# Friday the animated series



## Bender (Jun 14, 2007)

Anybody hear about it? 

I can't wait to see it.


----------



## Seto Kaiba (Jun 14, 2007)

I'm not enthusiastic...


----------



## Nizuma Eiji (Jun 15, 2007)

Hell me neither.


----------



## Pein (Jun 15, 2007)

what's friday


----------



## Bender (Jun 15, 2007)

ZeroDegrees said:


> what's friday



A series about the hood that stars Ice Cube  who plays a young man  called Craig and his homie Smoke. Not a  bad series. The first movie was the best. Everything else was just plain awful.


----------



## Sean Connery (Jun 15, 2007)

Blaze of Glory said:


> Anybody hear about it?
> 
> I can't wait to see it.



your kidding right


----------



## spaZ (Jun 15, 2007)

.....they are making it a animated show? you got to be fucking kidding?


----------



## Bear Walken (Jun 15, 2007)

I'm guessing The Boondocks inspired the creators to do this.


----------



## Dimezanime88 (Jun 15, 2007)

Bear Walken said:


> I'm guessing The Boondocks inspired the creators to do this.



I could see that being a possibility.


----------



## rockstar sin (Jun 15, 2007)

Yeah I seen the preview for it and I don't know what to say.  Friday the animated series?

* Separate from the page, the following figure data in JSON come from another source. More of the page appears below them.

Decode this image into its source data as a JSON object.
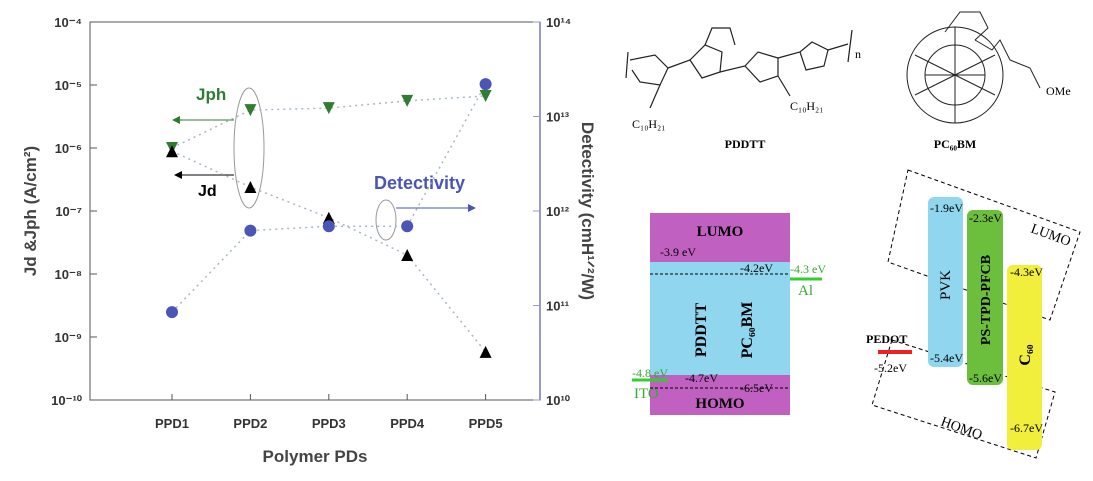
{
  "chart_data": {
    "type": "scatter",
    "categories": [
      "PPD1",
      "PPD2",
      "PPD3",
      "PPD4",
      "PPD5"
    ],
    "x_label": "Polymer PDs",
    "y_label": "Jd &Jph (A/cm²)",
    "y2_label": "Detectivity (cmH¹ᐟ²/W)",
    "log_scale": true,
    "ylim": [
      1e-10,
      0.0001
    ],
    "yticks": [
      {
        "value": 1e-10,
        "label": "10⁻¹⁰"
      },
      {
        "value": 1e-09,
        "label": "10⁻⁹"
      },
      {
        "value": 1e-08,
        "label": "10⁻⁸"
      },
      {
        "value": 1e-07,
        "label": "10⁻⁷"
      },
      {
        "value": 1e-06,
        "label": "10⁻⁶"
      },
      {
        "value": 1e-05,
        "label": "10⁻⁵"
      },
      {
        "value": 0.0001,
        "label": "10⁻⁴"
      }
    ],
    "y2lim": [
      10000000000.0,
      100000000000000.0
    ],
    "y2ticks": [
      {
        "value": 10000000000.0,
        "label": "10¹⁰"
      },
      {
        "value": 100000000000.0,
        "label": "10¹¹"
      },
      {
        "value": 1000000000000.0,
        "label": "10¹²"
      },
      {
        "value": 10000000000000.0,
        "label": "10¹³"
      },
      {
        "value": 100000000000000.0,
        "label": "10¹⁴"
      }
    ],
    "series": [
      {
        "name": "Jph",
        "color": "#2e7d32",
        "marker": "triangle-down",
        "values": [
          1e-06,
          4e-06,
          4.3e-06,
          5.6e-06,
          6.7e-06
        ]
      },
      {
        "name": "Jd",
        "color": "#000000",
        "marker": "triangle-up",
        "values": [
          8.9e-07,
          2.4e-07,
          7.8e-08,
          2e-08,
          5.8e-10
        ]
      },
      {
        "name": "Detectivity",
        "color": "#4a55b5",
        "marker": "circle",
        "axis": "y2",
        "values": [
          85000000000.0,
          620000000000.0,
          690000000000.0,
          690000000000.0,
          22000000000000.0
        ]
      }
    ],
    "annotations": [
      "Jph",
      "Jd",
      "Detectivity"
    ]
  },
  "structures": {
    "left_name": "PDDTT",
    "right_name": "PC₆₀BM",
    "side_chain_1": "C₁₀H₂₁",
    "side_chain_2": "C₁₀H₂₁",
    "repeat": "n",
    "ester": "OMe"
  },
  "energy_diagrams": {
    "left": {
      "lumo": "LUMO",
      "homo": "HOMO",
      "lumo_pddtt": "-3.9 eV",
      "lumo_pcbm": "-4.2eV",
      "al_level": "-4.3 eV",
      "al": "Al",
      "pddtt": "PDDTT",
      "pcbm": "PC₆₀BM",
      "ito_level": "-4.8 eV",
      "ito": "ITO",
      "homo_pddtt": "-4.7eV",
      "homo_pcbm": "-6.5eV"
    },
    "right": {
      "lumo": "LUMO",
      "homo": "HOMO",
      "pvk_lumo": "-1.9eV",
      "ps_lumo": "-2.3eV",
      "c60_lumo": "-4.3eV",
      "pvk": "PVK",
      "ps": "PS-TPD-PFCB",
      "c60": "C₆₀",
      "pedot": "PEDOT",
      "pedot_level": "-5.2eV",
      "pvk_homo": "-5.4eV",
      "ps_homo": "-5.6eV",
      "c60_homo": "-6.7eV"
    }
  }
}
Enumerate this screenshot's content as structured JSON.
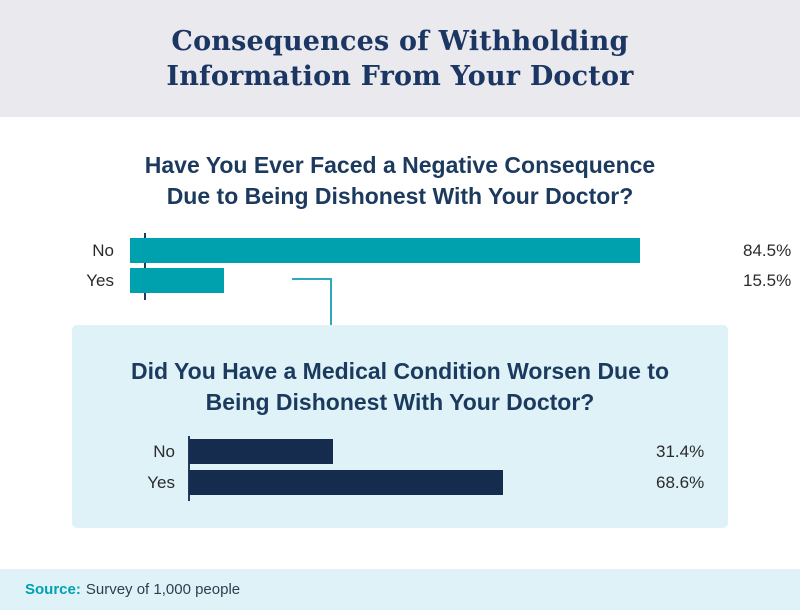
{
  "header": {
    "title_line1": "Consequences of Withholding",
    "title_line2": "Information From Your Doctor"
  },
  "chart_data": [
    {
      "type": "bar",
      "orientation": "horizontal",
      "title": "Have You Ever Faced a Negative Consequence Due to Being Dishonest With Your Doctor?",
      "title_line1": "Have You Ever Faced a Negative Consequence",
      "title_line2": "Due to Being Dishonest With Your Doctor?",
      "categories": [
        "No",
        "Yes"
      ],
      "values": [
        84.5,
        15.5
      ],
      "value_labels": [
        "84.5%",
        "15.5%"
      ],
      "bar_color": "#00a1ae",
      "xlim": [
        0,
        100
      ],
      "grid": false,
      "value_label_position": "end-of-bar"
    },
    {
      "type": "bar",
      "orientation": "horizontal",
      "title": "Did You Have a Medical Condition Worsen Due to Being Dishonest With Your Doctor?",
      "title_line1": "Did You Have a Medical Condition Worsen Due to",
      "title_line2": "Being Dishonest With Your Doctor?",
      "categories": [
        "No",
        "Yes"
      ],
      "values": [
        31.4,
        68.6
      ],
      "value_labels": [
        "31.4%",
        "68.6%"
      ],
      "bar_color": "#152c4e",
      "xlim": [
        0,
        100
      ],
      "grid": false,
      "value_label_position": "end-of-bar"
    }
  ],
  "footer": {
    "source_label": "Source:",
    "source_text": "Survey of 1,000 people"
  },
  "colors": {
    "header_bg": "#e9e9ee",
    "title_navy": "#1c3663",
    "heading_navy": "#1b3a5e",
    "teal_bar": "#00a1ae",
    "navy_bar": "#152c4e",
    "sub_box_bg": "#def2f8",
    "footer_bg": "#dff2f7",
    "connector": "#2fa8ba"
  }
}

I was going to post the video but youtube removed it.


----------



## Magoichi (Jun 15, 2007)

You know I don't see it working.

Well, I need to see a preview.


----------



## Tokio_no_Go (Jun 15, 2007)

Dear god, it looks terrible. I'm really hoping that its not as bad as I think its gonna be.
Though I did like the end of that preview, at the end when their sittin there and gonna toke up...
_Friday... I got nothin to do today..._
Haha, classic.


----------